That problem is simply that Abbas and his few advisers have consistently failed to undertake the hard work needed to succeed in political and diplomatic action, and to mobilize those assets Palestinians enjoy in the region and the world.
The hard work I am talking about is nothing magical or exotic. It is simply the hard work of spending days and weeks undertaking the basic tasks of mobilizing, consulting, negotiating, threatening, enticing and other such activities that are necessary for the success of any political campaign. This can apply to running for a judgeship in a small town in Arkansas or the presidency of France, or seeking passage of a resolution at the United Nations or any other international forum.
What Abbas has not done is to go to the Security Council armed with political firepower that could assure his success, because he did not bother to spend time consulting with Palestinians everywhere in order to mobilize a strong national consensus for his move. The lack of consultations with Palestinians is one of Abbas’ fatal flaws, because he ends up looking like a frail old man naively calling for the application of law and justice to the cause of his people – a noble and just cause, to be sure. However, nobody takes him very seriously because he is perceived to be speaking only for himself and his few advisers.

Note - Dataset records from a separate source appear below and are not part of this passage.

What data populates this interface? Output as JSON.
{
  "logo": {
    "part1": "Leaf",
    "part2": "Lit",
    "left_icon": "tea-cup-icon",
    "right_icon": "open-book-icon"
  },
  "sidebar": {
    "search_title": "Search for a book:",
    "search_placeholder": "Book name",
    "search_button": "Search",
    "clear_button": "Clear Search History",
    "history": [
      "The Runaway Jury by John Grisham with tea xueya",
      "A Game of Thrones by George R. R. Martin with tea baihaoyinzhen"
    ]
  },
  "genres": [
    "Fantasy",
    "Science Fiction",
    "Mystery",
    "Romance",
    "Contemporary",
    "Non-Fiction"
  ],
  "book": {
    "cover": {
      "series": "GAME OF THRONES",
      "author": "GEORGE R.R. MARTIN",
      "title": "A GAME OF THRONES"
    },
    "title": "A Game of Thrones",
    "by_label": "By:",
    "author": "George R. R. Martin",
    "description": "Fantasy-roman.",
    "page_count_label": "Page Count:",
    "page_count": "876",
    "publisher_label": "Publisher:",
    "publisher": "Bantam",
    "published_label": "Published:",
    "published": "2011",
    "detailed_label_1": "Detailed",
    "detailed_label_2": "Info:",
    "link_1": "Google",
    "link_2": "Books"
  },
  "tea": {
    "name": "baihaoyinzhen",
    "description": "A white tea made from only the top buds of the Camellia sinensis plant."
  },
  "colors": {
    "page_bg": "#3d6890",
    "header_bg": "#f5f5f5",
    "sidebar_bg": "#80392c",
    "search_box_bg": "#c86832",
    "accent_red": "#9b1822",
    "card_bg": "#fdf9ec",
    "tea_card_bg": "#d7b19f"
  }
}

At the Security Council specifically, he seems not to have done the necessary hard work of consulting widely with all members of the council and other interested parties, nor to have engaged in reasonable bargaining to achieve a draft resolution that could secure a majority. There is no moral victory or advantage whatsoever in doing what Abbas just did: going the Security Council and failing even to secure a nine-vote majority. All he has done is diminish himself and look like a bumbler in the eyes of the diplomatic world, thereby setting the Palestine cause back, at least in the short term.
I fear now that the Palestinian decision to join the ICC will repeat this pattern of political failure anchored in a personalized, non-democratic and authoritarian style of governance that has been the ruin of the modern Arab world. The Palestinian cause has massive support worldwide, among ordinary citizens, political groups, governments, religious and professional organizations, and the overwhelming majority of Arabs, and most of their governments. Abbas has consistently failed to mobilize these forces and use them in the arenas where he engages in action, such as the Security Council and the ICC.
There is no price to be paid if a country does not support the Palestinians in the Security Council, because Abbas and his colleagues do not constitute a formidable force that can cause anyone pain. The Israelis and the pre-state Zionists in Europe especially understood this well, and have consistently achieved their main political objectives globally because they understand how to transform limited assets into political leverage.
Abbas lacks the charisma and political legacy of Yasser Arafat, but the main reason for his repeated failures to move the Palestine cause forward has been his insistence on acting like a lone old man. The failure at the Security Council should be a wake-up call. Abbas and the people around him should acknowledge that their political strategy has failed repeatedly, and they must reach out first and foremost to the human, political and intellectual wealth of their millions of fellow Palestinians who have been alienated from the Palestinian leadership since the Oslo accords of 1993.
If the Palestinian leadership under Abbas’ wobbly, personalized guidance pursues the ICC route in the same way it has pursued other diplomacy, the Palestinian people have nothing to which to look forward. Serious issues of national destiny require serious leadership, and Abbas does no fit that bill any longer.